Computer code is not comparable to a book. A better comparison would be a blueprint or a recipe. If Coca-Cola publishes their recipe wide and far for anybody to read, would you rage together with them when another beverage company starts selling drinks together with them?

Computer code is also not comparable with a wallet thrown onto a busy street corner.

Can you decide, whether you are OK with unfit comparisons or not, instead of trying to have it both ways?

Good point! However, a book is nothing more and nothing less than its content. Code you can copy and implement wherever you want, and nobody necessarily would know it, unless you also publish it as open source.

Let me make a music comparison. If Metallica or Michael Jackson uploaded all their raw recording tracks to Napster and The Pirate Bay. The DAW files, or the separate instrument and voice tapes. Do they have a right to then get mad if people use those files to make remixes and edits?

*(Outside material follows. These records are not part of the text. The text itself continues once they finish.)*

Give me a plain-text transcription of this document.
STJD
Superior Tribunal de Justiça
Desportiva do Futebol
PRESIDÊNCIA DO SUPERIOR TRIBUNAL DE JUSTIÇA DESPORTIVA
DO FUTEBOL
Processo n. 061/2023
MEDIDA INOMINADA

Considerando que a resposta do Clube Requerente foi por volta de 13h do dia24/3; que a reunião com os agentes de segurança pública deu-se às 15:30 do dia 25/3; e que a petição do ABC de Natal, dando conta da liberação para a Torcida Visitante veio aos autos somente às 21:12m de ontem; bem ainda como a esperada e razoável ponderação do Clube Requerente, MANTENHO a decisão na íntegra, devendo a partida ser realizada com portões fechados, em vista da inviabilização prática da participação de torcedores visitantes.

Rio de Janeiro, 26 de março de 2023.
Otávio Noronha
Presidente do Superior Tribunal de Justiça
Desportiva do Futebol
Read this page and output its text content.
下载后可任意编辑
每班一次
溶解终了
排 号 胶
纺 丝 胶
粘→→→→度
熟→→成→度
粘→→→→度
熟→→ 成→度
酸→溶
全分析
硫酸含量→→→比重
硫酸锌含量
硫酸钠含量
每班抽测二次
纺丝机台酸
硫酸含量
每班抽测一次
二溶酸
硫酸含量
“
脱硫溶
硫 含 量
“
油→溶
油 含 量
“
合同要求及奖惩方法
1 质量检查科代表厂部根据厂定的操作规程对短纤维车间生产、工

There is a way to give away your software for free without any risk of people stealing your work: Just give the compiled binaries.

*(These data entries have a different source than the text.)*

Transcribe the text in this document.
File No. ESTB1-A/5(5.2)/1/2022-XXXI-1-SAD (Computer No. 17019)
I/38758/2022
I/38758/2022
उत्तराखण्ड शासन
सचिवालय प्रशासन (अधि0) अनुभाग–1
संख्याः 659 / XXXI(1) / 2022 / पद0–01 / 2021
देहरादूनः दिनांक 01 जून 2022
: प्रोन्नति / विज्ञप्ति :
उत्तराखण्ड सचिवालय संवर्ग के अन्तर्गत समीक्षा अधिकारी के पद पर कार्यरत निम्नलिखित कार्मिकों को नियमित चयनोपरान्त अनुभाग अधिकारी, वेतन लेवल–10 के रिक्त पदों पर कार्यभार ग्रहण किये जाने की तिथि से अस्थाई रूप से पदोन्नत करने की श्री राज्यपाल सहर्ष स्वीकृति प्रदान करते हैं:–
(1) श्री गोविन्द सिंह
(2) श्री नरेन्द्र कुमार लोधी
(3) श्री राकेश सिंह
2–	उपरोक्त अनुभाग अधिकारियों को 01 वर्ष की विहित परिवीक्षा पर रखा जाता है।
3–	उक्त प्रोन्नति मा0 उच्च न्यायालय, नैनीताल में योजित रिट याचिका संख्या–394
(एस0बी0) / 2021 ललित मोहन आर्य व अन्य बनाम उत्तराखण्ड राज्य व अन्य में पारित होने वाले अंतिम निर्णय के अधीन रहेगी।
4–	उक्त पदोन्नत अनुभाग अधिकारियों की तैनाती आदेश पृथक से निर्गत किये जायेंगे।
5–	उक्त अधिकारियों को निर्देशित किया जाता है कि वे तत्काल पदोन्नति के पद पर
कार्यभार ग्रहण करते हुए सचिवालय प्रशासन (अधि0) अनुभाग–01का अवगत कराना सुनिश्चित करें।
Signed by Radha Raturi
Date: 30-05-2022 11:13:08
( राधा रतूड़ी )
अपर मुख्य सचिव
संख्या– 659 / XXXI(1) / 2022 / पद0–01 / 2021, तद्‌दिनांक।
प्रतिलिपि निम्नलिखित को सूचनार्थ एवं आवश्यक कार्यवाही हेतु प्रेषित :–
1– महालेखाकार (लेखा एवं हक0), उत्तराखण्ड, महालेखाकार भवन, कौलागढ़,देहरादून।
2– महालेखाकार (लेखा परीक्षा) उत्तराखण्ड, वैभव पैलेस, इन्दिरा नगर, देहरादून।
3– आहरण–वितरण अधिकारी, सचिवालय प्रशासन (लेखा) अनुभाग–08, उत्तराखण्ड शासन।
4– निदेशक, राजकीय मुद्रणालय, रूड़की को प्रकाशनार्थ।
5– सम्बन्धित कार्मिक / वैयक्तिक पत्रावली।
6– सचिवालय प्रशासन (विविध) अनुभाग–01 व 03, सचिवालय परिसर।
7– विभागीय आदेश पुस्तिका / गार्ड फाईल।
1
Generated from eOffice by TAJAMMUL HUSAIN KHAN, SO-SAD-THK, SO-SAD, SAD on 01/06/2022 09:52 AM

If you upload your source code to a public website explicitly created for source code sharing, which even has a one button press to copy the source code, then you have no right to be mad that somebody copied your source code. You then did everything in your might to facilitate that behaviour.

Okay, not everything. I guess FOSS people could also start hacking in to other people's computers and install their software there, so that they can turn around and be outraged that their code was stolen. That's probably the next step being prepared in the FOSS swamp right now.

> Computer code is not comparable to a book

Counterpoint: Yes, it is. Both are copyrighted under the same legal system.